Chen completed her B.Sc and M.Sc in Environmental Science at Nankai University and Peking University in 2012. She studied organic contaminants (PBDEs, PAHs, and pesticides) in the air in northern China during her masters. In 2016, Chen obtained her PhD in Environmental Chemistry at University of Toronto with Prof. Frank Wania. Her PhD research has focused on phase partitioning during secondary organic aerosol (SOA) formation. She has measured the influence of salt effect on aqueous phase partitioning and developed models to predict SOA formation. Chen joined the Abbatt group as a postdoctoral fellow in April 2017 to study secondary organic aerosol formation from cigarette smoking in indoor environment.
Rio completed his BSc in chemistry at the University of Alberta in 2014 and joined the Abbatt research group as a MSc student in September 2016. He had the opportunity to undertake an internship through his undergrad degree and performed research at Alberta Innovates – Technology Futures (AITF). His work there mainly focused on electrochemically analyzing the corrosivity of brackish waters in simulated water pipeline environments. Rio’s MSc project in the Abbatt group focusses on analytically exploring and fine-tuning calibration procedure of the soot particle aerosol mass spectrometer (SP-AMS).
Megan completed her BSc in chemistry at Vancouver Island University in Nanaimo, British Columbia. She joined the Abbatt group as a PhD student in 2012, where her research has focused on using airborne observations of aerosol chemistry to understand the sources and processes that contribute to aerosol in Arctic regions.
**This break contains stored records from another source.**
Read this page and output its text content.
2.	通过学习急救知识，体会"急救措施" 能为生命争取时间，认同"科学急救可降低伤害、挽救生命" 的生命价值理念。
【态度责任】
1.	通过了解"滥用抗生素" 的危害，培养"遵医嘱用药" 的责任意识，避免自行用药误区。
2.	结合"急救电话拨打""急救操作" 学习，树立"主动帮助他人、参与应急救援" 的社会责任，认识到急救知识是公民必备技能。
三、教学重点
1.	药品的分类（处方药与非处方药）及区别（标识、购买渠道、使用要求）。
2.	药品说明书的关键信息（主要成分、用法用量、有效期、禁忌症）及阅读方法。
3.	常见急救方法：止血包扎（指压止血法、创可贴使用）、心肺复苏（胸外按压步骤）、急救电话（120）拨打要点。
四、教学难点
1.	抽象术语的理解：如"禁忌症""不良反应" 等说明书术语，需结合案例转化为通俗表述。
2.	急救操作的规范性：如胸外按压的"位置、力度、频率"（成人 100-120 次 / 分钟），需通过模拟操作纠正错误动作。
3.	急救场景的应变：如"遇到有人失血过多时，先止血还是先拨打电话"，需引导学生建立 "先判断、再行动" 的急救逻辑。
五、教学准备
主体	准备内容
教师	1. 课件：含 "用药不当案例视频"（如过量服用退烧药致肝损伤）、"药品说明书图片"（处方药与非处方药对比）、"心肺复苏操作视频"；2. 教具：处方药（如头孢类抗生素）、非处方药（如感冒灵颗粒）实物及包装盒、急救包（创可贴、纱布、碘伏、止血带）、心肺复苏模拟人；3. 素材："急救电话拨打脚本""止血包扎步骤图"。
Shouming completed his PhD at University of Wuppertal, Germany, where he investigated the gas-phase degradation of oxygenated species. Prior to joining the group, Shouming worked as a postdoctoral researcher at the University College Cork, Ireland, where his research focused on the atmospheric chemistry of PAHs and toxicological effects of Secondary Organic Aerosol from the photooxidation of PAHs. As a research associate in the Abbatt Group, Shouming built three reaction chambers used for a variety of aerosol and gas-phase chemistry studies. In his own projects he investigates the atmospheric chemistry of PAHs in both indoor and outdoor environments and has developed analytical techniques and methods to characterize indoor air pollutants.
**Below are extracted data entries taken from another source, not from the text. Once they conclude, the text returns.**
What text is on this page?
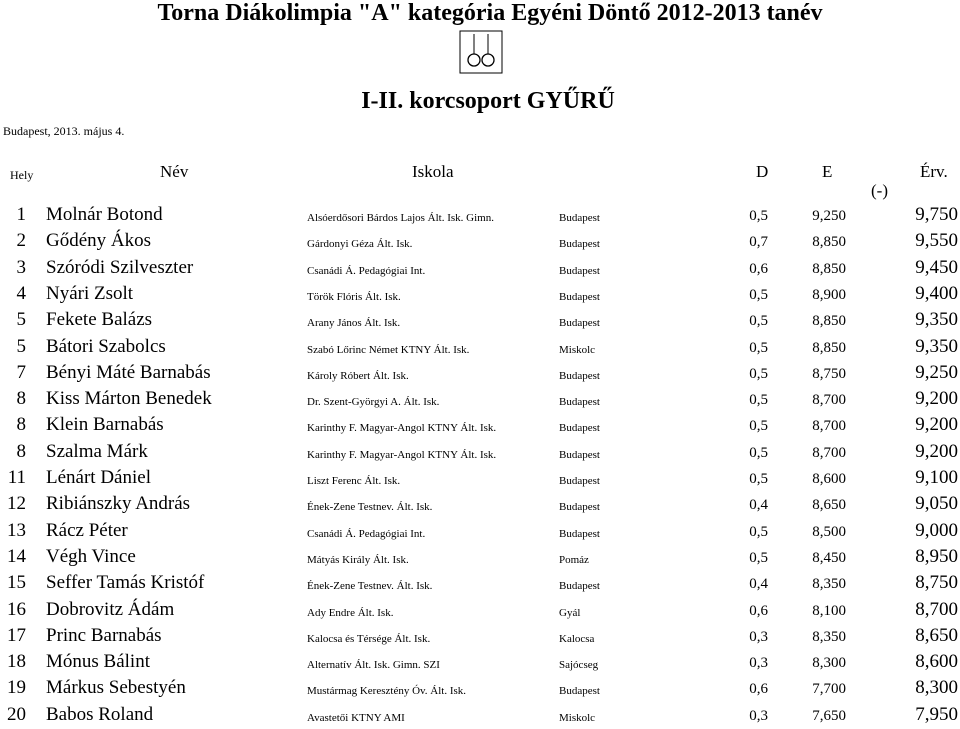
Torna Diákolimpia "A" kategória Egyéni Döntő 2012-2013 tanév
I-II. korcsoport GYŰRŰ
Budapest, 2013. május 4.
Hely	Név	Iskola	D	E	Érv.
(-)
1 Molnár Botond	Alsóerdősori Bárdos Lajos Ált. Isk. Gimn.	Budapest	0,5	9,250	9,750
2 Gődény Ákos	Gárdonyi Géza Ált. Isk.	Budapest	0,7	8,850	9,550
3 Szóródi Szilveszter	Csanádi Á. Pedagógiai Int.	Budapest	0,6	8,850	9,450
4 Nyári Zsolt	Török Flóris Ált. Isk.	Budapest	0,5	8,900	9,400
5 Fekete Balázs	Arany János Ált. Isk.	Budapest	0,5	8,850	9,350
5 Bátori Szabolcs	Szabó Lőrinc Német KTNY Ált. Isk.	Miskolc	0,5	8,850	9,350
7 Bényi Máté Barnabás	Károly Róbert Ált. Isk.	Budapest	0,5	8,750	9,250
8 Kiss Márton Benedek	Dr. Szent-Györgyi A. Ált. Isk.	Budapest	0,5	8,700	9,200
8 Klein Barnabás	Karinthy F. Magyar-Angol KTNY Ált. Isk.	Budapest	0,5	8,700	9,200
8 Szalma Márk	Karinthy F. Magyar-Angol KTNY Ált. Isk.	Budapest	0,5	8,700	9,200
11 Lénárt Dániel	Liszt Ferenc Ált. Isk.	Budapest	0,5	8,600	9,100
12 Ribiánszky András	Ének-Zene Testnev. Ált. Isk.	Budapest	0,4	8,650	9,050
13 Rácz Péter	Csanádi Á. Pedagógiai Int.	Budapest	0,5	8,500	9,000
14 Végh Vince	Mátyás Király Ált. Isk.	Pomáz	0,5	8,450	8,950
15 Seffer Tamás Kristóf	Ének-Zene Testnev. Ált. Isk.	Budapest	0,4	8,350	8,750
16 Dobrovitz Ádám	Ady Endre Ált. Isk.	Gyál	0,6	8,100	8,700
17 Princ Barnabás	Kalocsa és Térsége Ált. Isk.	Kalocsa	0,3	8,350	8,650
18 Mónus Bálint	Alternatív Ált. Isk. Gimn. SZI	Sajócseg	0,3	8,300	8,600
19 Márkus Sebestyén	Mustármag Keresztény Óv. Ált. Isk.	Budapest	0,6	7,700	8,300
20 Babos Roland	Avastetői KTNY AMI	Miskolc	0,3	7,650	7,950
Zilin completed his B.Sc. in chemistry at the University of Ottawa in April 2017. His undergraduate research at the A.E. Lalonde AMS laboratory at uOttawa focused on the development of new analytical techniques for radium, plutonium and polonium measurements in environmental samples utilizing accelerator mass spectrometry (AMS). He joined the Abbatt group in summer 2017. His current and future research includes indoor air studies on the formation of Criegee biradicals resulting from the heterogeneous oxidation of olefin with ozone, as well as their potential reactions with skin oil. New analytical techniques for measuring complex fatty acids using IMS-MS and LC-MS will be developed in this project.